A Personal Reboot
Nearly everyone does it. A weird problem on the computer that looks like it can only be fixed via some weird process. Then the thought occurs. Just switch it off and on again! Reboot! A problem solver so many times!
It works for computers. Not for humans. If you switch yourself off, that’s it. No coming back. But there is room for a mental reboot. In my opinion anyway.
Some Background
My 2024 has been, more than most years, a bit in the shadow of Multiple Sclerosis. It started with a hernia operation, which is not MS of course. I am enough of a medical specialist to know that! Recovery was impacted by MS, though. After this came black hole lesions, Ocrevus, MRI’s and progression of symptoms. That progression started to impact so many things I love to do. Too many concerts cancelled. Going to a museum or walking around a market became too much. Anything that was more than kilometre on your feet. Even cycling, the ivory tower upon which I have leant. The right side was getting noticeably weaker.
Personal Impact
How did I feel, personally? Well, not exactly overjoyed to be quite honest. Actually, it got demoralising. Let’s not make up some story of perfect resilience or remorseless, unrealistic positivity. I have felt sometimes down, angry. Fed up. Not constantly but also more than usual. As though life was going a little on hold. That makes me hard to be around for many people. That can lead to the choice of a bit of self-isolation, especially as actually doing something was getting more challenging.
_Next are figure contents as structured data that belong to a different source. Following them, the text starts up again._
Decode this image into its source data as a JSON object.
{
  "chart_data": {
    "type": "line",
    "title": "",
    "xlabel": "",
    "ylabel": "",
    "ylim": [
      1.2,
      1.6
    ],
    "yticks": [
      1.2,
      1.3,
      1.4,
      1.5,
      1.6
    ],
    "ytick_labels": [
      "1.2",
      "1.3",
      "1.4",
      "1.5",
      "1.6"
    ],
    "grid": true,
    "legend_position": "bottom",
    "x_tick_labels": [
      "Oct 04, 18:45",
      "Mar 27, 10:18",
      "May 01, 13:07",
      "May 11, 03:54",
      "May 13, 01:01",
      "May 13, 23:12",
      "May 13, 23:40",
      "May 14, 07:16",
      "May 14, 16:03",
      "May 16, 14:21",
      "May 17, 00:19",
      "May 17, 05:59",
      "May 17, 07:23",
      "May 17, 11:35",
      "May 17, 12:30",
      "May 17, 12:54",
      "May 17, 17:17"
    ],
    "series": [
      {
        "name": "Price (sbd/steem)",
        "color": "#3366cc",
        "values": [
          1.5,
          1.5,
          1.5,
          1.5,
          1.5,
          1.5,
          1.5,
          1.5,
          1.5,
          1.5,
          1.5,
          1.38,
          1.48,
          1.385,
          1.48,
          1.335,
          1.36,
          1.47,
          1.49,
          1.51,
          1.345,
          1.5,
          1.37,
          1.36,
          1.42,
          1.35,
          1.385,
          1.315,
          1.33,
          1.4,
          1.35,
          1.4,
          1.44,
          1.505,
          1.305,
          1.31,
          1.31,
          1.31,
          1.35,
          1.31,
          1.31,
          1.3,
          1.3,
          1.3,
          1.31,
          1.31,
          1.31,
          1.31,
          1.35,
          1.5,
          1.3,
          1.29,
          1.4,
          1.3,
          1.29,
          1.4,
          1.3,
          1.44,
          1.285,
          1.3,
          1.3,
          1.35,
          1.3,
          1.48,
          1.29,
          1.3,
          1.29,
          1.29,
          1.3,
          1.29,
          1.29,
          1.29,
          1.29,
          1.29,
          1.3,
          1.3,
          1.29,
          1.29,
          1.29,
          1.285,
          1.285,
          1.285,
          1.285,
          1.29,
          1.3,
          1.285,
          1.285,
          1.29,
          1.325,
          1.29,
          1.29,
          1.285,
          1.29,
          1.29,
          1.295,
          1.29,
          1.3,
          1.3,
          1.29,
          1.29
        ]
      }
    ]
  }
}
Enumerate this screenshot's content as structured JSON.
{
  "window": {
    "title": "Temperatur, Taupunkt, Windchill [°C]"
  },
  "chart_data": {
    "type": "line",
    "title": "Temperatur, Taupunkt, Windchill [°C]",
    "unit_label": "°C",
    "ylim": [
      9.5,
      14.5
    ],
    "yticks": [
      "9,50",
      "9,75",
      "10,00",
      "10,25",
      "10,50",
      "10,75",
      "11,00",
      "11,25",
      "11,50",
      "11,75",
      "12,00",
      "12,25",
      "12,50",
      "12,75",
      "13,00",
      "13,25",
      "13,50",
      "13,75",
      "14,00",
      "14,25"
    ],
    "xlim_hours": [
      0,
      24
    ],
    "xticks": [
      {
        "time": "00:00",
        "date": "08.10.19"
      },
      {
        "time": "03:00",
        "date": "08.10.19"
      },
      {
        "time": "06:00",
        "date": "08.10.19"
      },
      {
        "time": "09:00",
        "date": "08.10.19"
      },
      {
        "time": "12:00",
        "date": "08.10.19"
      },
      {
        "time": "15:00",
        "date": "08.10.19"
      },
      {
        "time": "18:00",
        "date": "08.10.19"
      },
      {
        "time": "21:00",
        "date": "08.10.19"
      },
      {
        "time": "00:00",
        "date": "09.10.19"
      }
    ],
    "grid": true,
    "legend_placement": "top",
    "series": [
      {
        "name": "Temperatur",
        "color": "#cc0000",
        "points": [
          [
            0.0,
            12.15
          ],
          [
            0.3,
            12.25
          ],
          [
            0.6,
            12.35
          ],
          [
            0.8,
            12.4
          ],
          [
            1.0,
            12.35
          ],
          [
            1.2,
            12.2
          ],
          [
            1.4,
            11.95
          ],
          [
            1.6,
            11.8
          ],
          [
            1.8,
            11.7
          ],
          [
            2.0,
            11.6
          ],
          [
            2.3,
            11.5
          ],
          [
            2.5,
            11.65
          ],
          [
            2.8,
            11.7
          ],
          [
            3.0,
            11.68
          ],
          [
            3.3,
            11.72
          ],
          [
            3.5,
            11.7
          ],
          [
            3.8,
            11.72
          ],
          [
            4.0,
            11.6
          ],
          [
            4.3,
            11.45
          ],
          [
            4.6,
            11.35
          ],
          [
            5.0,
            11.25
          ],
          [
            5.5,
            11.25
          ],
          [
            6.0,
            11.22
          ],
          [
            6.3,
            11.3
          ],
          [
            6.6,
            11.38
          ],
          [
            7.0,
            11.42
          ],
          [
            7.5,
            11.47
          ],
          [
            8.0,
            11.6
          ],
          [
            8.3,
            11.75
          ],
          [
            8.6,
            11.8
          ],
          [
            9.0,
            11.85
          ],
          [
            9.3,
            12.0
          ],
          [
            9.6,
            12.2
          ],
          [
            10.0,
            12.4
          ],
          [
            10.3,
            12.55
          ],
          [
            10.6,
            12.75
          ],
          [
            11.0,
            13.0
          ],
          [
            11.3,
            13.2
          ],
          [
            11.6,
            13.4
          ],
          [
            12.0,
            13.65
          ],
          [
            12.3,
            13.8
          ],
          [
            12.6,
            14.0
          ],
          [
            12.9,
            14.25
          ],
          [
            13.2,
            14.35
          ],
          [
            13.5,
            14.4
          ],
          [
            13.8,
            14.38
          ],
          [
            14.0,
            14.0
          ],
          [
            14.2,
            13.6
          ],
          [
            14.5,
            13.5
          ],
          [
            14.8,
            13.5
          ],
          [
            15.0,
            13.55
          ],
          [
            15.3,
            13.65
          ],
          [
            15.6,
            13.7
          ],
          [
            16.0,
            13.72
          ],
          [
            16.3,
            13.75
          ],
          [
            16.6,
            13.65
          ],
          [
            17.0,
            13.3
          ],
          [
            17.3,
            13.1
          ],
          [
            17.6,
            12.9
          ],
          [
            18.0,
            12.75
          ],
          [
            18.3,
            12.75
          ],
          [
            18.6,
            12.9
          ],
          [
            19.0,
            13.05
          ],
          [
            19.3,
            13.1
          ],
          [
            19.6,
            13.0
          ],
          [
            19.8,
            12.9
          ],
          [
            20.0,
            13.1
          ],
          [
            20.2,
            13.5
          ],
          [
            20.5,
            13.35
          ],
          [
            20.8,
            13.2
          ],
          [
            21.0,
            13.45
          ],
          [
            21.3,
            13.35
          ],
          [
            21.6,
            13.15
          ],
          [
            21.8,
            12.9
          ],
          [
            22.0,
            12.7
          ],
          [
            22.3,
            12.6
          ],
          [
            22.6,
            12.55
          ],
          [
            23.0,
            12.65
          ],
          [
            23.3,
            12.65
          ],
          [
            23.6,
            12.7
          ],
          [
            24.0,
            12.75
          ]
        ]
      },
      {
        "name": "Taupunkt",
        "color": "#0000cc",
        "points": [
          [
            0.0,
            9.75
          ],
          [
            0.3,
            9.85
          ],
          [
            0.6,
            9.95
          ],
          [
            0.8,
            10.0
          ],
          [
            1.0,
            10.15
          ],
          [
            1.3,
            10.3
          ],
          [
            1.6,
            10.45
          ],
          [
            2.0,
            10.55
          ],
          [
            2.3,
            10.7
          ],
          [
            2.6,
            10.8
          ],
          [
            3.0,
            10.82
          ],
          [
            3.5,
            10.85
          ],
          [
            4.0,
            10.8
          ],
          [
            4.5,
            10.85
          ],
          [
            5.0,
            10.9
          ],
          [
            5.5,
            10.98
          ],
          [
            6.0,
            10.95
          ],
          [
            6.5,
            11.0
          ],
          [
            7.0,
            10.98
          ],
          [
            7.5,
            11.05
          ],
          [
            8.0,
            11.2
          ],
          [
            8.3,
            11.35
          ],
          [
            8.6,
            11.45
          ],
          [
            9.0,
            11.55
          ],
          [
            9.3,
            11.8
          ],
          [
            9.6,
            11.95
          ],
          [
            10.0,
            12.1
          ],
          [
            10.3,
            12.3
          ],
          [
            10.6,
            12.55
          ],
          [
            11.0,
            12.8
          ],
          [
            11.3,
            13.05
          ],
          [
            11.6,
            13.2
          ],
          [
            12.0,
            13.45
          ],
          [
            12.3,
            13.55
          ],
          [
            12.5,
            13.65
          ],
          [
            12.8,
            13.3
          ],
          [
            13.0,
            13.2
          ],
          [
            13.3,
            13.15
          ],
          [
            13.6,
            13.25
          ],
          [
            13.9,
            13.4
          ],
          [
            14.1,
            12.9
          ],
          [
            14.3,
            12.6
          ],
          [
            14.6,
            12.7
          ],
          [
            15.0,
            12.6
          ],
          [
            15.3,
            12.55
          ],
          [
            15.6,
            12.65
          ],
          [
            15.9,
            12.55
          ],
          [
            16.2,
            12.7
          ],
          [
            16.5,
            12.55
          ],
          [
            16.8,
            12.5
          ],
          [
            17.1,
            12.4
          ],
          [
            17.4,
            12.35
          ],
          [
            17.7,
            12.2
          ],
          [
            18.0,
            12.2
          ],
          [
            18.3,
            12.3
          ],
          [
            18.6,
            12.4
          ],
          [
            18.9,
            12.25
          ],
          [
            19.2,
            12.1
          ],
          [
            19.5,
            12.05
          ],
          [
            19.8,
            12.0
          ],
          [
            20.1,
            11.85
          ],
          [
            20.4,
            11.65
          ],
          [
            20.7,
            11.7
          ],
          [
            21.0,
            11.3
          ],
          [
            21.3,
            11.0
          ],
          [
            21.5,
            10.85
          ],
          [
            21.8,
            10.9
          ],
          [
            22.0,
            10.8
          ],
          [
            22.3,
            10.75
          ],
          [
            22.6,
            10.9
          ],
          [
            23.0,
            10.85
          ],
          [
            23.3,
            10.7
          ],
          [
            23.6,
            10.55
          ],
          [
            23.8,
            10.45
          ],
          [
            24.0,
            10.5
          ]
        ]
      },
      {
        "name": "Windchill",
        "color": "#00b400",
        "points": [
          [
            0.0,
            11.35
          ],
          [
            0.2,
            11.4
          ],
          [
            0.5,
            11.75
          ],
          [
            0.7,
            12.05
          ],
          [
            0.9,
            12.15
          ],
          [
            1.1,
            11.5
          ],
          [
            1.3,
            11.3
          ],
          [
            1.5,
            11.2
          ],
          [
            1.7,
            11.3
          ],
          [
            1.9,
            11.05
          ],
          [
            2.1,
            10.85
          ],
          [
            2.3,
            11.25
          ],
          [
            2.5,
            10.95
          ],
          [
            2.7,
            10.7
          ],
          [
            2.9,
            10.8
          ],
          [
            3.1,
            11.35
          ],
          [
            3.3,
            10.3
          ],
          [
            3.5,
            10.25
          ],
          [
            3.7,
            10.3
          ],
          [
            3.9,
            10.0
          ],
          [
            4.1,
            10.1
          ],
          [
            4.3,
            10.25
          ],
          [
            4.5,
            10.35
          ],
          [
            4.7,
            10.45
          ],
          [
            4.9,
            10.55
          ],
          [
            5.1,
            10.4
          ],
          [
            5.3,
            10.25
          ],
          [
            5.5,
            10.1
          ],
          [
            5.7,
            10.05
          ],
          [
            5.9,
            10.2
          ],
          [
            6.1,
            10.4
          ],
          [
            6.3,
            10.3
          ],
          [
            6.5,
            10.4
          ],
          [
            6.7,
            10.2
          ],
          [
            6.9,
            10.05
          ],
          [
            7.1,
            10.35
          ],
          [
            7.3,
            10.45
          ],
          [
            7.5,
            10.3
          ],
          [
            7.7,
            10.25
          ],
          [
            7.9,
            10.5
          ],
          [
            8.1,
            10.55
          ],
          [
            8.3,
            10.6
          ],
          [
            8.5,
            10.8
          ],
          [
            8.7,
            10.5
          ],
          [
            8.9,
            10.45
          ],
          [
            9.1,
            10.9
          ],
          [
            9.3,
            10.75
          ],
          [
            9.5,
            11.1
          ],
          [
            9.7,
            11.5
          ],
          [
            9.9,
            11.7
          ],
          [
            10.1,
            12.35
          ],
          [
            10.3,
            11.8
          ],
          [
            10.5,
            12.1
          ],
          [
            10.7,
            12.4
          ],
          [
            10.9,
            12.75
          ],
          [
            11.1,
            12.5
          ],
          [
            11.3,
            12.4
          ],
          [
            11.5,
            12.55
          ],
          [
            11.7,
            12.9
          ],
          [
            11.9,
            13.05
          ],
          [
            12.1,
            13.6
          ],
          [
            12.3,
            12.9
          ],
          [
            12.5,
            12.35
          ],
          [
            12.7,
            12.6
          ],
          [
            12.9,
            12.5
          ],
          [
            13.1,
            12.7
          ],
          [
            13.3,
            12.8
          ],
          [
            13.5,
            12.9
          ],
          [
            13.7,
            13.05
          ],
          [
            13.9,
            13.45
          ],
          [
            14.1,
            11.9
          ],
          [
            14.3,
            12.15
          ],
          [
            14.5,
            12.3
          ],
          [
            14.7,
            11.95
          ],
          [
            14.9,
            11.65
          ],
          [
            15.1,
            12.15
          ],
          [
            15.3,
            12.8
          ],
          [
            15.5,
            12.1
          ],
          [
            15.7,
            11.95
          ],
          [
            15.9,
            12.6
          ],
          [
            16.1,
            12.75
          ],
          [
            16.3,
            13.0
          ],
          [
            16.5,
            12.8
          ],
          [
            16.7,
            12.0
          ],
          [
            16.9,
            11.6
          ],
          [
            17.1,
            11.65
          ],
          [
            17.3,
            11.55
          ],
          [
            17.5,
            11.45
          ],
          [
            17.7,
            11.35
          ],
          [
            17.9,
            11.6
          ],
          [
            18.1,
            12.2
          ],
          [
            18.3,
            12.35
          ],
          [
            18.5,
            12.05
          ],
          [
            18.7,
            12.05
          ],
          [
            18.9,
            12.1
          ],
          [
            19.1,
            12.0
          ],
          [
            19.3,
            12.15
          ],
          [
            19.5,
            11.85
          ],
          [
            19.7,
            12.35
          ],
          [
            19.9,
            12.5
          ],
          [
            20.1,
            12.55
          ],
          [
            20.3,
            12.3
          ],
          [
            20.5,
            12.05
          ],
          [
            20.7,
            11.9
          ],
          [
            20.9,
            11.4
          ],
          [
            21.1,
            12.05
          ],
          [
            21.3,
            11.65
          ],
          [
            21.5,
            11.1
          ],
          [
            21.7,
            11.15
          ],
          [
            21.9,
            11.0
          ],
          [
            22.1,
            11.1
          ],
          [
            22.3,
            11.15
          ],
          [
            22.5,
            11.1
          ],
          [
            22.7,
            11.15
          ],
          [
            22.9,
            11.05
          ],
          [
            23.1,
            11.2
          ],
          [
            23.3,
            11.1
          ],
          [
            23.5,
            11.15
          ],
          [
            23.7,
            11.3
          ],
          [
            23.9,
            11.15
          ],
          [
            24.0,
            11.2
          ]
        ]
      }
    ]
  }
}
I did not accept all of this. A toxic combination of stubbornness and sadness. Not healthy and quite lonely.
Help
Fortunately, despite this attitude, I am not alone on this and there is very strong medical support available. The focus of this is not curing me although it never was. There are no cures. Ocrevus will hopefully stabilise the lesions and, although the damage done means that symptoms are still going to progress, I have got to believe that there is a stable basis to work from, to build on.
That is where the support comes in. Physios are helping me reawaken the muscles on my right side as well as providing walking aids that give me back so much. A walk to the train station in the morning and back in the evening. It does not sound like much but it feels like the world is reopening somewhat. And the people in that world have been patiently welcoming.
Acceptance…. Again
Emotions around this are not linear, of course. The first draft of this post was…. miserable. Some days when I am alone with my thoughts it is difficult. I am working hard to accept this. Acceptance is important and so difficult, no matter how much I have talked about it. The mind is full of memories and they can be painful as they remind you of what is no longer possible. Let’s also not forget thatMS is not good for a stable mind. It is stressful and can be draining, not to mention the impact of MS itself.
Part of acceptance is getting the mind on to other things. My books, movies, cooking, this blog, maybe some other pastimes. Getting creative. Occupy the mind. Treat it like a muscle. Exercise it. Acceptance means realising that some things cannot be done the way they were. So do them differently and look for different things.
That Reboot
It helps that in the last few weeks things have felt much brighter. After a year of cancelling concerts, have been to two and have three more planned. I have been eating out again, not just in local places but in Amsterdam and Rotterdam. London, even! I have attended sporting events, the Tour de France for women. A lot of walking and not always comfortable but made it thanks to those walking aids. It is also fun, exploring different activities. Benefits as well. Concentration is improved by reading a book. Relaxation as well. Those physios are also helping me to keep riding a bike as well. It’s not gone, just less!
It is important to keep a level head and stay honest. Indeed, nothing in life is linear and this wave of optimism can be impacted by small problems. A fall due to foot drop was an example. But I am still alive, and after a difficult period, trying this idea of a reboot for myself. Enjoy things, enjoy life. Accept, though, that life is different and learn to embrace that. My private mental reboot.